Do sellers of real estate have a duty to warn potential buyers about murders or suicides that occurred at the property they are trying to sell?  The answer in most states, somewhat surprisingly, is no.  As MSNBC reported in a recent article, “3 BR, hot tub, 3 murders: How homicide homes hold their secrets,” only two states – Alaska and South Dakota –  require that sellers’ agents  reveal whether a homicide or suicide occurred in the property within the previous 12 months.  According to the article, five other states – Connecticut, Delaware, New Hampshire, North Dakota, and Oklahoma – require that agents “truthfully answer the question” if a prospective buyer asks about “past bloodshed.”  The article further reports on a study, which showed that so-called stigmatized homes languish for longer on the market and ultimately sell for less if their macabre history is revealed, either by sellers or through the grapevine.

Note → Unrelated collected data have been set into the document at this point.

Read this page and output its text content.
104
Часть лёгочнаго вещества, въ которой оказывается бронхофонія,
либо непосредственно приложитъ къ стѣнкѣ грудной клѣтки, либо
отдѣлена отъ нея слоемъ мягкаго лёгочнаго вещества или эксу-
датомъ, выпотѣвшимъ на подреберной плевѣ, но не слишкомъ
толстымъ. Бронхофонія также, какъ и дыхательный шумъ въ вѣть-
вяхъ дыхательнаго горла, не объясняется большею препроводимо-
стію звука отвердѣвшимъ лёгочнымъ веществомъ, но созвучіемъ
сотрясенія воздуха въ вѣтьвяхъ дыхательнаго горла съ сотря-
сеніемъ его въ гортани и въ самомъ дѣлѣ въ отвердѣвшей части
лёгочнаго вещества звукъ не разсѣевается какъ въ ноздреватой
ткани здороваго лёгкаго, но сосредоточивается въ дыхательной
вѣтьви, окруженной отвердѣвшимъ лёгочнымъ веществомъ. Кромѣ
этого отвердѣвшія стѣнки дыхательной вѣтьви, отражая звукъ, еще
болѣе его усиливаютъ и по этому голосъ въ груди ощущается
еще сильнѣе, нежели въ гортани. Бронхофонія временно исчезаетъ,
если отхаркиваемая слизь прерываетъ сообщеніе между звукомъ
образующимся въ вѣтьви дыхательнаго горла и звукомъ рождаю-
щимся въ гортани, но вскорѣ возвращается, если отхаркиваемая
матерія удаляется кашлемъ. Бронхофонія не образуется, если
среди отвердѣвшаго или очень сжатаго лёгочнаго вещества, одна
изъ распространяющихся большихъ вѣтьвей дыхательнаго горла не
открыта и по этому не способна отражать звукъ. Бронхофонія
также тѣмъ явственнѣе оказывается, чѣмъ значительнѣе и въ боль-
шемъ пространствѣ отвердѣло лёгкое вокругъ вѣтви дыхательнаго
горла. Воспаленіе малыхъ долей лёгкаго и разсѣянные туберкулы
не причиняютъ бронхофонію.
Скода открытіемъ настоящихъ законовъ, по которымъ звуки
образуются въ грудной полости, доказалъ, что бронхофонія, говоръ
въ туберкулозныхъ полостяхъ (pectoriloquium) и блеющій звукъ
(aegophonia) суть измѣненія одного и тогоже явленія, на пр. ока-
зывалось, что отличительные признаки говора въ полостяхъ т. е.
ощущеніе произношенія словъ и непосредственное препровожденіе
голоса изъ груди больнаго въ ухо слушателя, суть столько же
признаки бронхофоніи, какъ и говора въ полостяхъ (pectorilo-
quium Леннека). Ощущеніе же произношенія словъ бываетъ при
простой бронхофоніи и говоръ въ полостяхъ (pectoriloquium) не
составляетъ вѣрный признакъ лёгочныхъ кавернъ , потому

Finally, lest you think potential buyers are just being overly paranoid, consider the tragic ending to the story of the man profiled in the MSNBC piece:

Days after closing on his dream home – a brick colonial near the Washington, D.C., school he was toiling to save – principal Brian Betts learned of his property’s ghastly past.

Inside the house, 11 months earlier, an intruder had shot and killed a 9-year-old girl and her father. Horrified, Betts demanded the transaction be rescinded. When that effort failed, he invited two ministers to pray over his new place. Then Betts tried to paint over the grim history, refinishing the woodwork and refurbishing the kitchen.

 Seven years later, in April 2010, a robber shot and killed Betts in his bedroom.